Ageism and sexism in the workplace
MidJourney, an AI image generator, shows how AI can reveal multiple biases—in this case, ageism and sexism. The AI image generator creates individual images for various job categories, depending on the prompt entered.
If you enter a generic job title into Midjourney, the system returns images of only younger men and women. When you enter specialised job titles, Midjourney returns a mixed bag of images featuring both young and old people. Sounds good, right? Well, not quite. The pictures of older people shown for specialised job roles are only men. There isn’t a woman in sight.

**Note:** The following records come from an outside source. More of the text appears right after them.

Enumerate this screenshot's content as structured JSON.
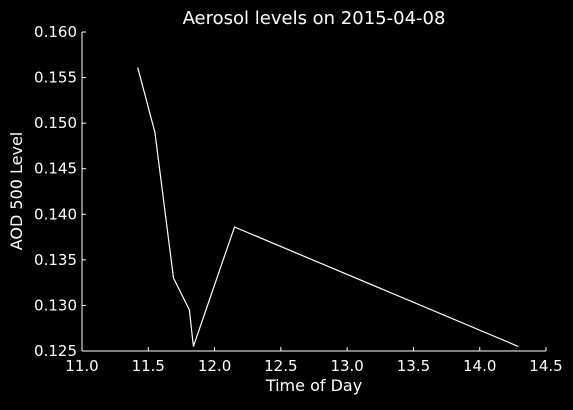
{
  "chart_data": {
    "type": "line",
    "title": "Aerosol levels on 2015-04-08",
    "xlabel": "Time of Day",
    "ylabel": "AOD 500 Level",
    "xlim": [
      11.0,
      14.5
    ],
    "ylim": [
      0.125,
      0.16
    ],
    "xticks": [
      "11.0",
      "11.5",
      "12.0",
      "12.5",
      "13.0",
      "13.5",
      "14.0",
      "14.5"
    ],
    "yticks": [
      "0.125",
      "0.130",
      "0.135",
      "0.140",
      "0.145",
      "0.150",
      "0.155",
      "0.160"
    ],
    "grid": false,
    "legend": "none",
    "colors": {
      "background": "#000000",
      "line": "#ffffff",
      "axes": "#ffffff",
      "text": "#ffffff"
    },
    "series": [
      {
        "x": [
          11.42,
          11.55,
          11.69,
          11.81,
          11.84,
          12.15,
          14.29
        ],
        "y": [
          0.1561,
          0.149,
          0.133,
          0.1295,
          0.1255,
          0.1386,
          0.1255
        ]
      }
    ]
  }
}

This output reinforces multiple ageist and sexist biases, such as:
Assuming that older people cannot work in non-specialised/generic roles
Assuming that predominantly older men are suitable for roles involving specialised work
Assuming that women cannot perform specialised work
Assuming that gender is binary - the tool presented gender as binary, with no examples of fluid expressions of gender
Furthermore, the tool adopts a different approach to presenting women than it does for men. Imagery containing women depicts them as youthful and flawless. They appear younger, with no wrinkles and no blemishes. Meanwhile, the imagery of men allowed for more flexibility. Men were “permitted” to have wrinkles, realistically displaying the natural ageing process. Unfortunately, this bias is frequently encountered by women in the real world today: society’s idea of a “perfect” woman is depicted in fashion magazines and beauty adverts. Yet, this isn’t reality - no one is perfect; we are all different, we all age and some of us can do so naturally and gracefully if we wish.
Last thoughts
The examples we’ve explored above demonstrate that, left unchecked, biased AI systems can make discriminatory decisions that reflect social or historical inequities. We all have biases that affect our lives and the lives of those we interact with, but keeping this bias in check is essential to maintaining fairness and inclusion.